Kenya wanted to emulate countries like Ethiopia that run air transport assets – from airports to fueling operations – under one company, using funds from the most profitable parties to support others.

Under the model approved by MPs, KQ would become one of four subsidiaries of an aviation holding company.

The others would be Jomo Kenyatta International Airport, an aviation school and the Kenya Airports Authority operating all other airports.

The previous administration, which was replaced by President William Ruto on September 13, pushed for the carrier’s restructuring on the back of the multi-billion shilling bailout after the nationalization plan was scrapped. Mr Murkomen told parliament the state would not convert debt or bailout funds into equity.
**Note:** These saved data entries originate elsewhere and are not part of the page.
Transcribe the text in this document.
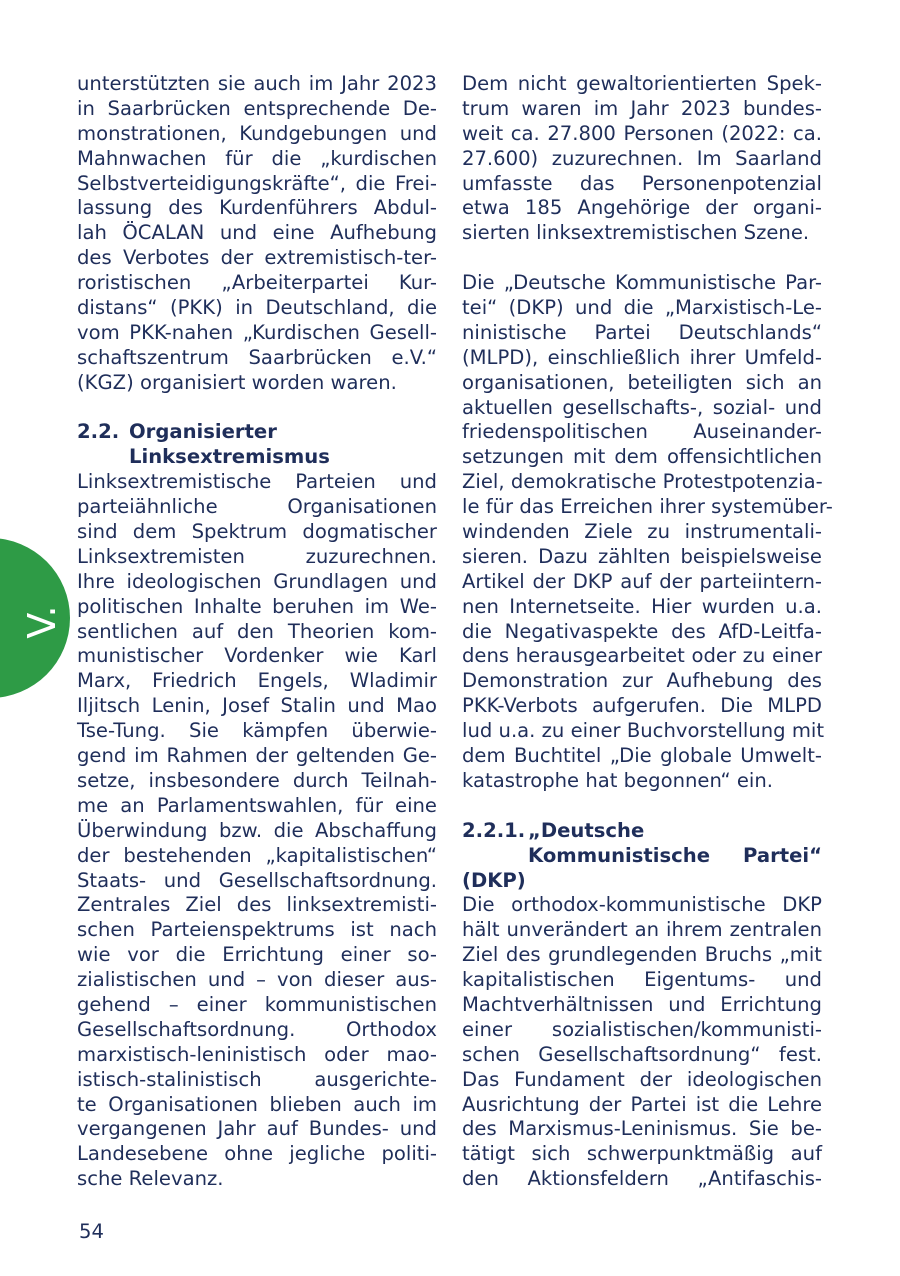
V.
unterstützten sie auch im Jahr 2023
in Saarbrücken entsprechende De-
monstrationen, Kundgebungen und
Mahnwachen für die „kurdischen
Selbstverteidigungskräfte“, die Frei-
lassung des Kurdenführers Abdul-
lah ÖCALAN und eine Aufhebung
des Verbotes der extremistisch-ter-
roristischen „Arbeiterpartei Kur-
distans“ (PKK) in Deutschland, die
vom PKK-nahen „Kurdischen Gesell-
schaftszentrum Saarbrücken e.V.“
(KGZ) organisiert worden waren.
2.2. Organisierter
Linksextremismus
Linksextremistische Parteien und
parteiähnliche Organisationen
sind dem Spektrum dogmatischer
Linksextremisten zuzurechnen.
Ihre ideologischen Grundlagen und
politischen Inhalte beruhen im We-
sentlichen auf den Theorien kom-
munistischer Vordenker wie Karl
Marx, Friedrich Engels, Wladimir
Iljitsch Lenin, Josef Stalin und Mao
Tse-Tung. Sie kämpfen überwie-
gend im Rahmen der geltenden Ge-
setze, insbesondere durch Teilnah-
me an Parlamentswahlen, für eine
Überwindung bzw. die Abschaffung
der bestehenden „kapitalistischen“
Staats- und Gesellschaftsordnung.
Zentrales Ziel des linksextremisti-
schen Parteienspektrums ist nach
wie vor die Errichtung einer so-
zialistischen und – von dieser aus-
gehend – einer kommunistischen
Gesellschaftsordnung. Orthodox
marxistisch-leninistisch oder mao-
istisch-stalinistisch ausgerichte-
te Organisationen blieben auch im
vergangenen Jahr auf Bundes- und
Landesebene ohne jegliche politi-
sche Relevanz.
Dem nicht gewaltorientierten Spek-
trum waren im Jahr 2023 bundes-
weit ca. 27.800 Personen (2022: ca.
27.600) zuzurechnen. Im Saarland
umfasste das Personenpotenzial
etwa 185 Angehörige der organi-
sierten linksextremistischen Szene.
Die „Deutsche Kommunistische Par-
tei“ (DKP) und die „Marxistisch-Le-
ninistische Partei Deutschlands“
(MLPD), einschließlich ihrer Umfeld-
organisationen, beteiligten sich an
aktuellen gesellschafts-, sozial- und
friedenspolitischen Auseinander-
setzungen mit dem offensichtlichen
Ziel, demokratische Protestpotenzia-
le für das Erreichen ihrer systemüber-
windenden Ziele zu instrumentali-
sieren. Dazu zählten beispielsweise
Artikel der DKP auf der parteiintern-
nen Internetseite. Hier wurden u.a.
die Negativaspekte des AfD-Leitfa-
dens herausgearbeitet oder zu einer
Demonstration zur Aufhebung des
PKK-Verbots aufgerufen. Die MLPD
lud u.a. zu einer Buchvorstellung mit
dem Buchtitel „Die globale Umwelt-
katastrophe hat begonnen“ ein.
2.2.1. „Deutsche
Kommunistische Partei“
(DKP)
Die orthodox-kommunistische DKP
hält unverändert an ihrem zentralen
Ziel des grundlegenden Bruchs „mit
kapitalistischen Eigentums- und
Machtverhältnissen und Errichtung
einer sozialistischen/kommunisti-
schen Gesellschaftsordnung“ fest.
Das Fundament der ideologischen
Ausrichtung der Partei ist die Lehre
des Marxismus-Leninismus. Sie be-
tätigt sich schwerpunktmäßig auf
den Aktionsfeldern „Antifaschis-
54
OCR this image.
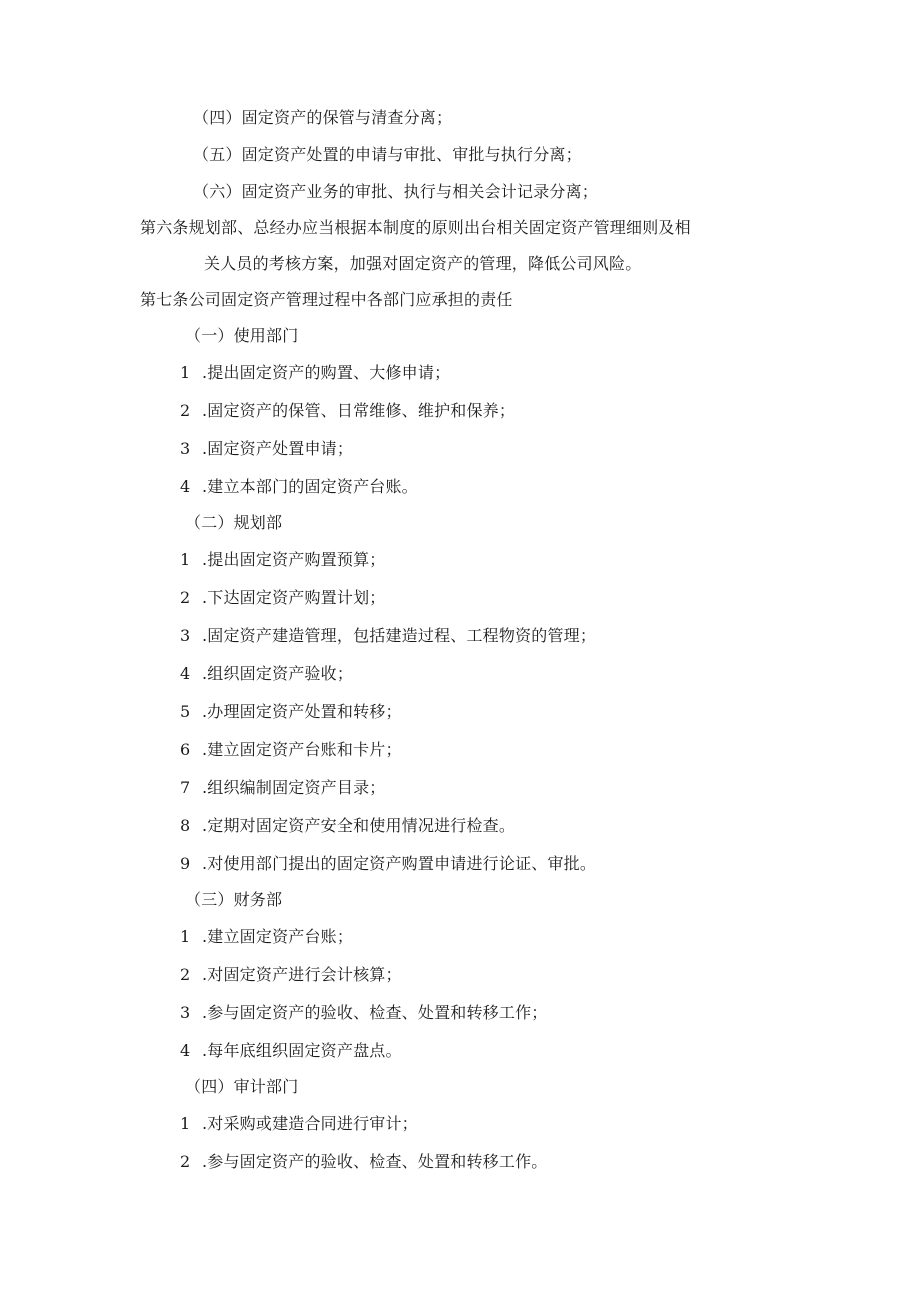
（四）固定资产的保管与清查分离；
（五）固定资产处置的申请与审批、审批与执行分离；
（六）固定资产业务的审批、执行与相关会计记录分离；
第六条规划部、总经办应当根据本制度的原则出台相关固定资产管理细则及相
关人员的考核方案，加强对固定资产的管理，降低公司风险。
第七条公司固定资产管理过程中各部门应承担的责任
（一）使用部门
1 .提出固定资产的购置、大修申请；
2 .固定资产的保管、日常维修、维护和保养；
3 .固定资产处置申请；
4 .建立本部门的固定资产台账。
（二）规划部
1 .提出固定资产购置预算；
2 .下达固定资产购置计划；
3 .固定资产建造管理，包括建造过程、工程物资的管理；
4 .组织固定资产验收；
5 .办理固定资产处置和转移；
6 .建立固定资产台账和卡片；
7 .组织编制固定资产目录；
8 .定期对固定资产安全和使用情况进行检查。
9 .对使用部门提出的固定资产购置申请进行论证、审批。
（三）财务部
1 .建立固定资产台账；
2 .对固定资产进行会计核算；
3 .参与固定资产的验收、检查、处置和转移工作；
4 .每年底组织固定资产盘点。
（四）审计部门
1 .对采购或建造合同进行审计；
2 .参与固定资产的验收、检查、处置和转移工作。
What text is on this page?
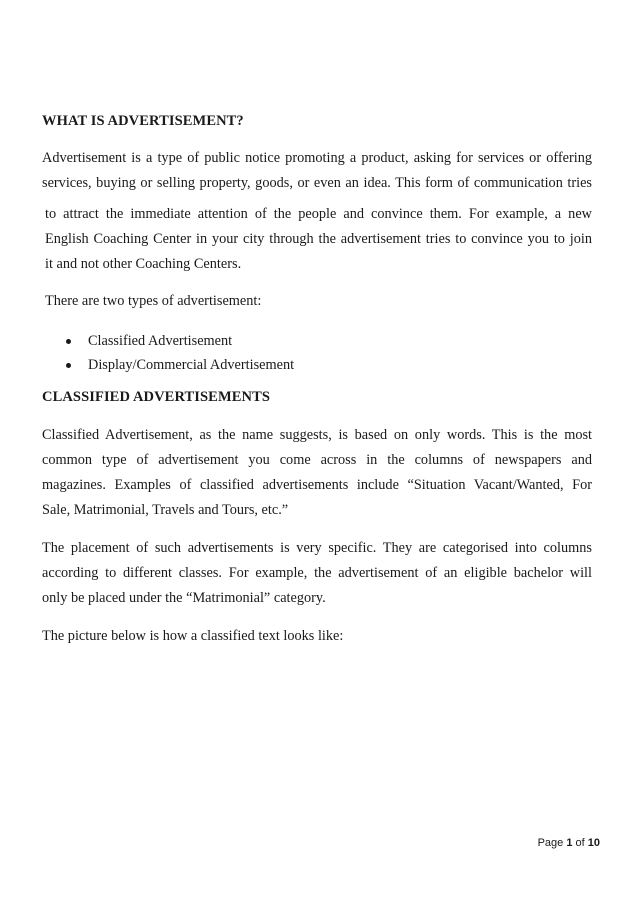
WHAT IS ADVERTISEMENT?

Advertisement is a type of public notice promoting a product, asking for services or offering

services, buying or selling property, goods, or even an idea. This form of communication tries

to attract the immediate attention of the people and convince them. For example, a new

English Coaching Center in your city through the advertisement tries to convince you to join

it and not other Coaching Centers.

There are two types of advertisement:

Classified Advertisement
Display/Commercial Advertisement
CLASSIFIED ADVERTISEMENTS

Classified Advertisement, as the name suggests, is based on only words. This is the most

common type of advertisement you come across in the columns of newspapers and

magazines. Examples of classified advertisements include “Situation Vacant/Wanted, For

Sale, Matrimonial, Travels and Tours, etc.”

The placement of such advertisements is very specific. They are categorised into columns

according to different classes. For example, the advertisement of an eligible bachelor will

only be placed under the “Matrimonial” category.

The picture below is how a classified text looks like:

Page 1 of 10
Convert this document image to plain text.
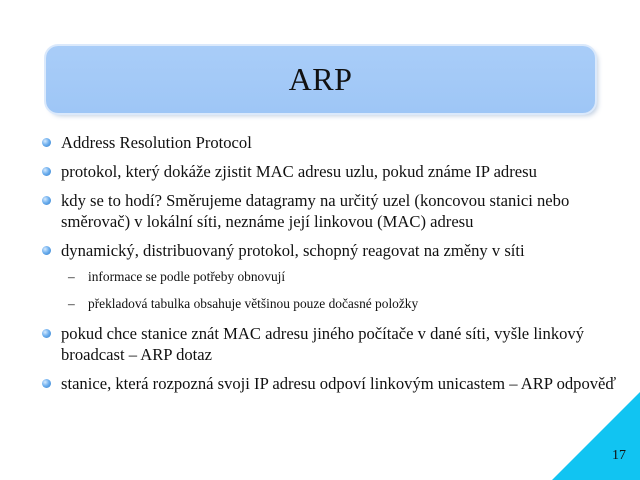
ARP
Address Resolution Protocol
protokol, který dokáže zjistit MAC adresu uzlu, pokud známe IP adresu
kdy se to hodí? Směrujeme datagramy na určitý uzel (koncovou stanici nebo směrovač) v lokální síti, neznáme její linkovou (MAC) adresu
dynamický, distribuovaný protokol, schopný reagovat na změny v síti
– informace se podle potřeby obnovují
– překladová tabulka obsahuje většinou pouze dočasné položky
pokud chce stanice znát MAC adresu jiného počítače v dané síti, vyšle linkový broadcast – ARP dotaz
stanice, která rozpozná svoji IP adresu odpoví linkovým unicastem – ARP odpověď
17
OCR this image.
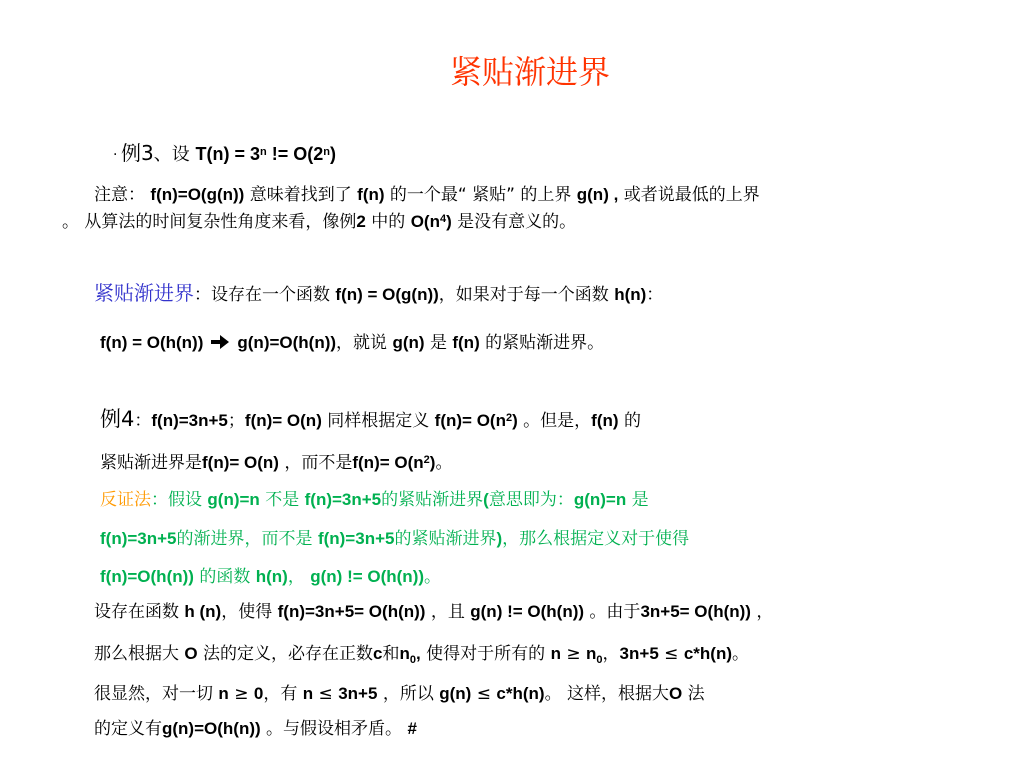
紧贴渐进界
· 例3、设 $T(n) = 3^n$ != $O(2^n)$
注意： f(n)=O(g(n)) 意味着找到了 f(n) 的一个最“ 紧贴” 的上界 g(n) , 或者说最低的上界
。 从算法的时间复杂性角度来看，像例2 中的 $O(n^4)$ 是没有意义的。
紧贴渐进界：设存在一个函数 f(n) = O(g(n))，如果对于每一个函数 h(n)：
f(n) = O(h(n)) g(n)=O(h(n))，就说 g(n) 是 f(n) 的紧贴渐进界。
例4：f(n)=3n+5；f(n)= O(n) 同样根据定义 $f(n)= O(n^2)$ 。但是，f(n) 的
紧贴渐进界是f(n)= O(n) ，而不是$f(n)= O(n^2)$。
反证法：假设 g(n)=n 不是 f(n)=3n+5的紧贴渐进界(意思即为：g(n)=n 是
f(n)=3n+5的渐进界，而不是 f(n)=3n+5的紧贴渐进界)，那么根据定义对于使得
f(n)=O(h(n)) 的函数 h(n)， g(n) != O(h(n))。
设存在函数 h (n)，使得 f(n)=3n+5= O(h(n)) ，且 g(n) != O(h(n)) 。由于3n+5= O(h(n)) ，
那么根据大 O 法的定义，必存在正数c和$n_0$, 使得对于所有的 $n \ge n_0$，3n+5 ≤ c*h(n)。
很显然，对一切 n ≥ 0，有 n ≤ 3n+5 ，所以 g(n) ≤ c*h(n)。 这样，根据大O 法
的定义有g(n)=O(h(n)) 。与假设相矛盾。 #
“We don’t want to cross the 50% mark because we want KQ to remain a private company,” he said. “We have to wonder why KQ is in the current situation. It is because of the mismanagement of the Mawingu project, but a restructuring process is currently underway,” he said.

KQ posted a ninth straight half-year loss, pushing it 15 billion shillings into a negative capital position.

The airline, which has survived thanks to state bailouts since the Covid-19 pandemic, posted a loss of 9.8 billion shillings in August – a better performance than the loss of 11.48 billion shillings that she had recorded at the same time a year earlier.

It recorded an additional loss of 5.3 billion shillings on hedged exchange differences, bringing its total overall loss to 14.9 billion shillings.